Malgré la protubérance frontale du a ma maladresse, je suis parvenu jusqu’à mon domicile. La branche que m’a offert le Chêne s’est brisée lors de ma chute. J’ai déposé chaque morceau sur ma table basse, sous le verre, alignés de façon à reconstituer ce qu’elle était.
Je me suis absenté quelques semaines, emportant avec moi une feuille de mon ami. Je souhaitais lui faire découvrir d’autres aspects de la planète : la partie liquide, celle qui disparaît à l’horizon dans des représentations aussi variées que spectaculaires.
A mon retour, je fus stupéfait !!
Ma table flottait à quelques mètres du sol. La branche ne s’était pas seulement reconstituée, elle avait donné naissance à des racines et redonné vie aux quatre pieds sous le plateau de verre. Ils avaient épousé mon plancher jusqu’à le transpercer. Un chêne vivait au milieu de mon salon, quelques branches lourdes de ses fruits envahissaient l’espace. Une colonie de fourmis rouges s’activait en traversant la pièce. Le tamanoir, avachi en travers de ce qui fut mon séjour, les surveillaient du coin de l’œil, se régalant de temps à autre d’une bonne lampée de ces petits insectes énergiques.
Mon désarroi me fit reculer et partir en courant vers le haut de la colline. C’est à bout de souffle que je le découvris. Il avait rapetissé de moitié et m’accueilli d’un large sourire :
-Alors ? Que penses-tu de mon présent ? Ne t’avais-je pas dit qu’il était plein de surprises ?
-UNE ENORME surprise veux-tu dire.

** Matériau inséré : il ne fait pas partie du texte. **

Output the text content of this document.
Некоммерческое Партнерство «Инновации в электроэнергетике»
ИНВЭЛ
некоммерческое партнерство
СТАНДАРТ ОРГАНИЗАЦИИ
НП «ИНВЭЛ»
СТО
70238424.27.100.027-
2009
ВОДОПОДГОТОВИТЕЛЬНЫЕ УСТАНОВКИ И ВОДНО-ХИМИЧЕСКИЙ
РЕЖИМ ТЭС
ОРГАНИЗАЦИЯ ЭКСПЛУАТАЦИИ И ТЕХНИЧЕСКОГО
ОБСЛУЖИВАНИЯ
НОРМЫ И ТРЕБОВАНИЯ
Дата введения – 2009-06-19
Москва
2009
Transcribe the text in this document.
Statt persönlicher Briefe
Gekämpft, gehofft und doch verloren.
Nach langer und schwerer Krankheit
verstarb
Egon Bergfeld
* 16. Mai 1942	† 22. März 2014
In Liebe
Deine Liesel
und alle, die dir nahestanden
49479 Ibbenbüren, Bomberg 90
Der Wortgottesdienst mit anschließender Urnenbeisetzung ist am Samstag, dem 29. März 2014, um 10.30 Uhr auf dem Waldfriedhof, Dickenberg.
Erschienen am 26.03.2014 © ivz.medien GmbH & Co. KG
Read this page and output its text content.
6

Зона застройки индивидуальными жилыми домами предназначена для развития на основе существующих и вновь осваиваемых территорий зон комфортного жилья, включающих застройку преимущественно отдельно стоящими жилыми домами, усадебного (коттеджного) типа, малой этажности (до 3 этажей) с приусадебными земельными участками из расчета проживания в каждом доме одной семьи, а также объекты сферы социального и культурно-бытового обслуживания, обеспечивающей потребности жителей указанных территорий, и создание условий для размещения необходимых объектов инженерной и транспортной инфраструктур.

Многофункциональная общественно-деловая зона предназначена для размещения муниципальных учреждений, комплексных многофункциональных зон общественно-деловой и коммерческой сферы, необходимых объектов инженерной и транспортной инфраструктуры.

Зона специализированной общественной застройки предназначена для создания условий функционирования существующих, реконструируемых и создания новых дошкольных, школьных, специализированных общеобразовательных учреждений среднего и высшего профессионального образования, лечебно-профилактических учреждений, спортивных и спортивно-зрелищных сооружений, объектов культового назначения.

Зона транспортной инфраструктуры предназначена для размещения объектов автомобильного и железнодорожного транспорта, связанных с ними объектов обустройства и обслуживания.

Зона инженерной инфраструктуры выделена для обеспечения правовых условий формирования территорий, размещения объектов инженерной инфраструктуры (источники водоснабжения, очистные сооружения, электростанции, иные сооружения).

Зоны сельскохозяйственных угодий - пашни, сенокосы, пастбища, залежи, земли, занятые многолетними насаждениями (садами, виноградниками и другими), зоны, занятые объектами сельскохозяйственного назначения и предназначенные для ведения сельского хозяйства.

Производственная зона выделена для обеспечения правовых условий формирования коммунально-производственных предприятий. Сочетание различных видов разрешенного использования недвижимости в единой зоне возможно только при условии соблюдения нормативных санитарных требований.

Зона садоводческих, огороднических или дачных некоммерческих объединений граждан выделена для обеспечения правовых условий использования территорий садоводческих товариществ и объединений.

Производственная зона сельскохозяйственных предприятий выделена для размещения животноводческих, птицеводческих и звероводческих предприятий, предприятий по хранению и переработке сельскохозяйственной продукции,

As-tu seulement idée de ce que tu as provoqué ?
-Pas la moindre, je sens cependant que l’évolution trace son chemin.
-Je ne me suis pas méfié des apparences…
-Le nouveau monde où tu es allé, quelle sensation !! Je pouvais flotter, une beauté impalpable, amplifiée d’une férocité maîtrisée.
-Ca va les grands mots hein ! Un chêne remplace mes canapés et ta vulnérabilité grandi à l’extérieur et s’amenuise à l’intérieur, et dans mon intérieur en l’occurrence !
-Mon envie semble prendre forme. La chaleur de ton foyer m’a tant évoqué, les enfants ont grandi et déserté, les amoureux ont commencé à se disputer, je sentais que tu voulais partager.
-Le partage est affaire de mesure. C’est un échange que nous devions entretenir. Là c’est de l’invasion !
-Tu m’as ouvert ton cœur et j’ai cru bien faire. Je n’étais pas conscient des conséquences. Crois-tu que tu pourras t’en accommoder ?
-Le tamanoir est heureux, mais devient flémard. Un peu de nature n’a jamais fait de mal… Crois-tu que je puisse accueillir tes oiseaux ? Leur chant délicat enjolivera ma vie.
-Laisses-moi encore un peu de temps. Emmènes-moi de nouveau découvrir tes passions, j’ai pris le goût du voyage, mes racines me démangent et j’ai soif de notre monde.
Je suis reparti, un œil en l’air, l’autre à terre. Il a besoin de temps, j’ai besoin d’évasion. J’ai rêvé sur le chemin du retour et lorsque mon esprit m’a rejoint, l’environnement m’était inconnu. Un nouveau périple commençait. Je souriais du mystère qui se présentait.